Konuya ticari değil de bilimsel açıdan bakan araştırmacıların görüşleri ise tam aksi yönde. Onlara göre deniz tuzu ifadesi bile yanlış; çünkü zaten bütün tuzların ana kaynağı deniz. Nasıl elde edilirse edilsin, tuzun minimum yüzde 97,5’u, genelde yüzde 99’u sodyum klorürdür. Gerçi elde ediliş şekillerine bağlı olarak kristallerin şekil ve büyüklüklerinde farklılıklar olabilir ama deniz tuzunun kristal yapısı nedeniyle dilin üzerinde çabuk eridiği ve gerçek bir tuz tadı bıraktığı iddiası tartışmaya açıktır. Kimse yemeğini yerken tuzu dilinin üzerine koymaz. Tuz ya doğrudan yemeğin içine konulur ya da sonradan serpilir. Her iki halde de yiyeceğe değen tuz kristal yapısı ne olursa olsun çözülerek yemeğe karışır.

Deniz suyunda epey mineral olduğu da, bunların tuzu elde etmek için yapılan suyun buharlaştırılması işlemi sonucu tuzlu çökeltinin içinde kaldıkları da, bu çökeltide vücut için gerekli 82 mineralin bulunduğu da doğrudur. Ancak bu mineral konusunu fazla önemsememek gerekir; çünkü bir üzüm tanesi yenilerek elde edilecek demir miktarı için bu çözeltiden 100 gram, fosfor için neredeyse bir kilo yenmesi gerekir. Sofraya gelen deniz tuzunda ise çözeltiden yapılan ayrıştırma sonucu minerallerin oranı on kat daha azalır. Yani bir üzüm tanesinden elde edilebilecek fosforu alabilmek için 10 kilo deniz tuzunu yemek gerekir.

Deniz suyunda ve dolayısıyla deniz tuzunda bol miktarda iyot (eksikliği guatr hastalığına yol açar) bulunduğu, bu nedenle sağlığa çok faydalı olduğu tezi de yanlıştır. Bir paket tereyağında bile aynı hacimdeki deniz suyuna göre 24 kat daha fazla iyot vardır. Buna rağmen, paketlerinin üzerinde de yazdığı gibi, fazlası bir zarara yol açmadığından sofra tuzlarına da iyot ilave edilir.

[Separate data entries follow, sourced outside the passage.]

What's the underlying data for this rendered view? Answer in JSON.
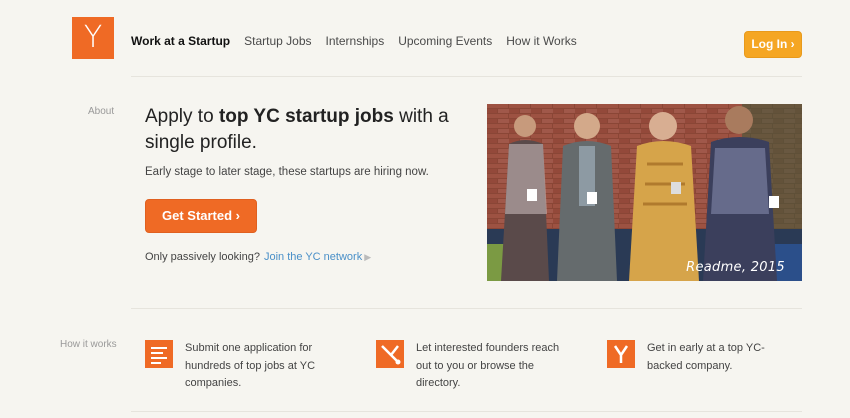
{
  "logo": {
    "letter": "Y"
  },
  "nav": {
    "items": [
      {
        "label": "Work at a Startup",
        "active": true
      },
      {
        "label": "Startup Jobs"
      },
      {
        "label": "Internships"
      },
      {
        "label": "Upcoming Events"
      },
      {
        "label": "How it Works"
      }
    ]
  },
  "login": {
    "label": "Log In ›"
  },
  "about": {
    "label": "About"
  },
  "hero": {
    "headline_pre": "Apply to ",
    "headline_bold": "top YC startup jobs",
    "headline_post": " with a single profile.",
    "subhead": "Early stage to later stage, these startups are hiring now.",
    "cta": "Get Started ›",
    "passive_text": "Only passively looking?",
    "passive_link": "Join the YC network",
    "passive_arrow": "▶"
  },
  "photo": {
    "caption": "Readme, 2015"
  },
  "how": {
    "label": "How it works",
    "steps": [
      {
        "text": "Submit one application for hundreds of top jobs at YC companies.",
        "icon": "list-icon"
      },
      {
        "text": "Let interested founders reach out to you or browse the directory.",
        "icon": "connect-icon"
      },
      {
        "text": "Get in early at a top YC-backed company.",
        "icon": "yc-icon"
      }
    ]
  },
  "colors": {
    "accent": "#ef6a25",
    "login": "#f5a623",
    "link": "#4a90c8",
    "background": "#f6f5f0"
  }
}
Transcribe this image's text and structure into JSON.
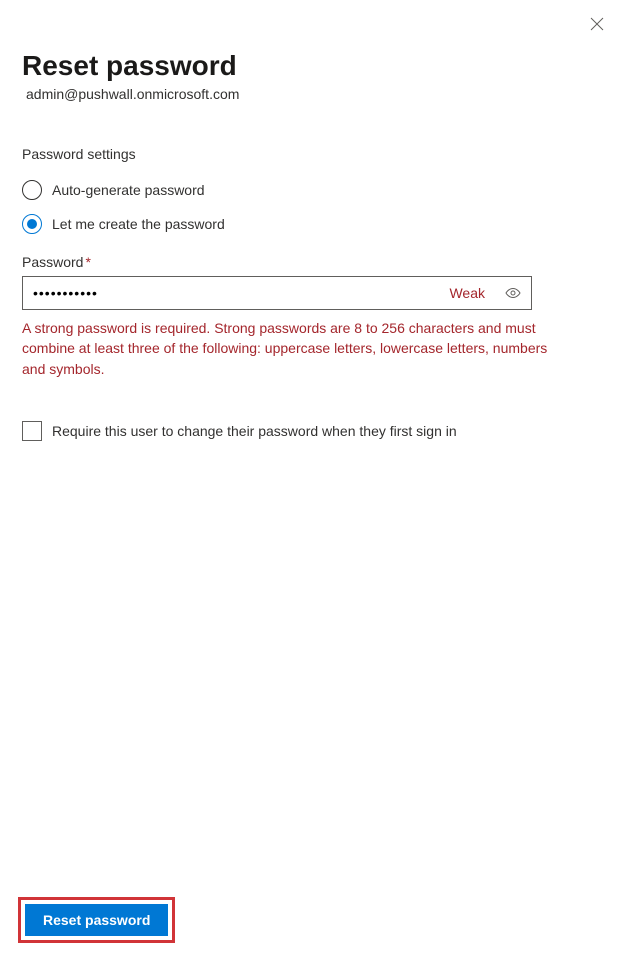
{
  "header": {
    "title": "Reset password",
    "subtitle": "admin@pushwall.onmicrosoft.com"
  },
  "settings": {
    "section_label": "Password settings",
    "options": {
      "auto": "Auto-generate password",
      "manual": "Let me create the password"
    },
    "selected": "manual"
  },
  "password": {
    "label": "Password",
    "required_mark": "*",
    "value": "•••••••••••",
    "strength": "Weak",
    "error": "A strong password is required. Strong passwords are 8 to 256 characters and must combine at least three of the following: uppercase letters, lowercase letters, numbers and symbols."
  },
  "require_change": {
    "label": "Require this user to change their password when they first sign in",
    "checked": false
  },
  "footer": {
    "submit_label": "Reset password"
  }
}
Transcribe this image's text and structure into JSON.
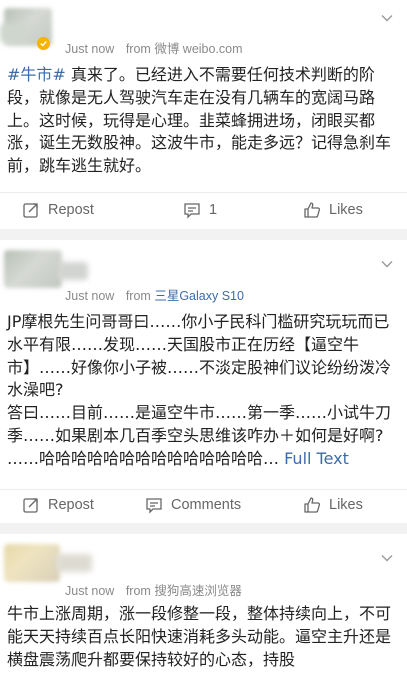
{
  "posts": [
    {
      "time": "Just now",
      "from_label": "from",
      "source": "微博 weibo.com",
      "verified_badge": true,
      "hashtag": "#牛市#",
      "text": " 真来了。已经进入不需要任何技术判断的阶段，就像是无人驾驶汽车走在没有几辆车的宽阔马路上。这时候，玩得是心理。韭菜蜂拥进场，闭眼买都涨，诞生无数股神。这波牛市，能走多远？记得急刹车前，跳车逃生就好。",
      "actions": {
        "repost": "Repost",
        "comment": "1",
        "like": "Likes"
      }
    },
    {
      "time": "Just now",
      "from_label": "from",
      "source": "三星Galaxy S10",
      "text": "JP摩根先生问哥哥曰……你小子民科门槛研究玩玩而已水平有限……发现……天国股市正在历经【逼空牛市】……好像你小子被……不淡定股神们议论纷纷泼冷水澡吧?\n答曰……目前……是逼空牛市……第一季……小试牛刀季……如果剧本几百季空头思维该咋办＋如何是好啊? ……哈哈哈哈哈哈哈哈哈哈哈哈哈哈…",
      "full_text": " Full Text",
      "actions": {
        "repost": "Repost",
        "comment": "Comments",
        "like": "Likes"
      }
    },
    {
      "time": "Just now",
      "from_label": "from",
      "source": "搜狗高速浏览器",
      "text": "牛市上涨周期，涨一段修整一段，整体持续向上，不可能天天持续百点长阳快速消耗多头动能。逼空主升还是横盘震荡爬升都要保持较好的心态，持股"
    }
  ],
  "colors": {
    "accent": "#ff8200",
    "link": "#3e6ca8",
    "text": "#222222",
    "muted": "#8a8a8a"
  },
  "icons": [
    "chevron-down-icon",
    "verified-icon",
    "repost-icon",
    "comment-icon",
    "like-icon"
  ]
}
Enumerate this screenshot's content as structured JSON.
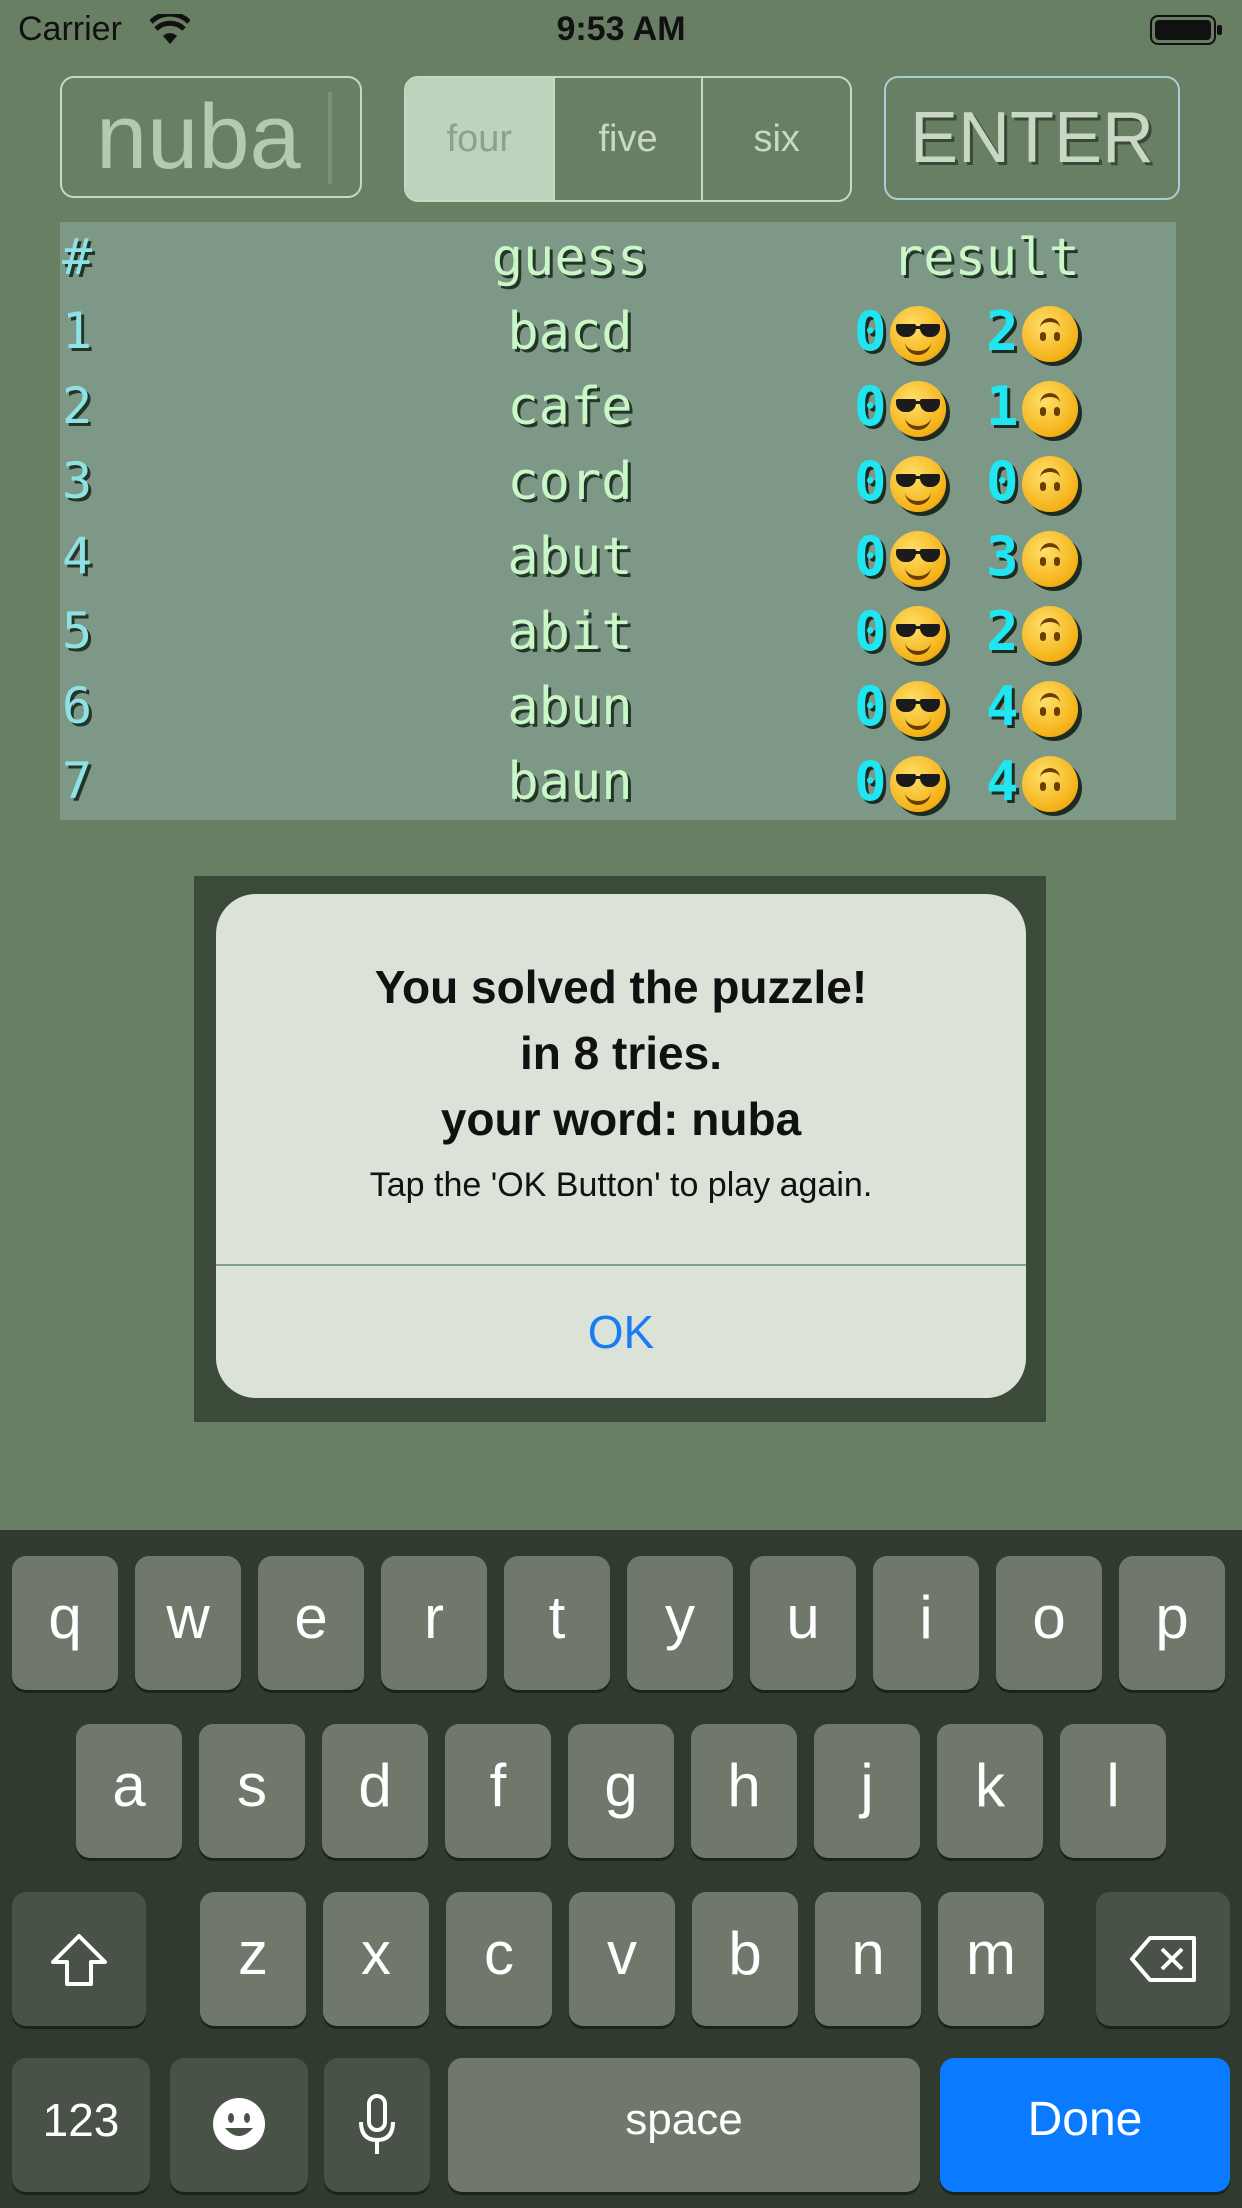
{
  "status": {
    "carrier": "Carrier",
    "time": "9:53 AM"
  },
  "input": {
    "value": "nuba"
  },
  "segments": [
    "four",
    "five",
    "six"
  ],
  "enter_label": "ENTER",
  "table": {
    "headers": {
      "num": "#",
      "guess": "guess",
      "result": "result"
    },
    "rows": [
      {
        "num": "1",
        "guess": "bacd",
        "exact": "0",
        "partial": "2"
      },
      {
        "num": "2",
        "guess": "cafe",
        "exact": "0",
        "partial": "1"
      },
      {
        "num": "3",
        "guess": "cord",
        "exact": "0",
        "partial": "0"
      },
      {
        "num": "4",
        "guess": "abut",
        "exact": "0",
        "partial": "3"
      },
      {
        "num": "5",
        "guess": "abit",
        "exact": "0",
        "partial": "2"
      },
      {
        "num": "6",
        "guess": "abun",
        "exact": "0",
        "partial": "4"
      },
      {
        "num": "7",
        "guess": "baun",
        "exact": "0",
        "partial": "4"
      }
    ],
    "icons": {
      "exact": "sunglasses-emoji-icon",
      "partial": "upside-down-face-emoji-icon"
    }
  },
  "alert": {
    "line1": "You solved the puzzle!",
    "line2": "in 8 tries.",
    "line3": "your word: nuba",
    "message": "Tap the 'OK Button' to play again.",
    "ok": "OK"
  },
  "keyboard": {
    "row1": [
      "q",
      "w",
      "e",
      "r",
      "t",
      "y",
      "u",
      "i",
      "o",
      "p"
    ],
    "row2": [
      "a",
      "s",
      "d",
      "f",
      "g",
      "h",
      "j",
      "k",
      "l"
    ],
    "row3": [
      "z",
      "x",
      "c",
      "v",
      "b",
      "n",
      "m"
    ],
    "numbers": "123",
    "space": "space",
    "done": "Done"
  },
  "colors": {
    "background": "#687f63",
    "accent": "#0a7bff",
    "digit": "#1fe6f0"
  }
}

Tuz, ayrıca yol tuzlamalarından, kimya ve diğer birçok sanayi sektörüne kadar geniş bir alanda kullanılır. Yolları tuzlamada, deri sanayide, turşu yapmada, konservecilikte, yemeklere tat vermede kullanılan tuzların hepsinin, deniz tuzu, sofra tuzu, mutfak tuzu, ince tuz, kalın tuz, kaya tuzu, maden tuzu, salamura tuzu gibi değişik isimleri, dış görünüşleri, elde ediliş kaynakları ve yöntemleri vardır ama hepsi aynıdır. Yani hepsi sodyum klorürdür.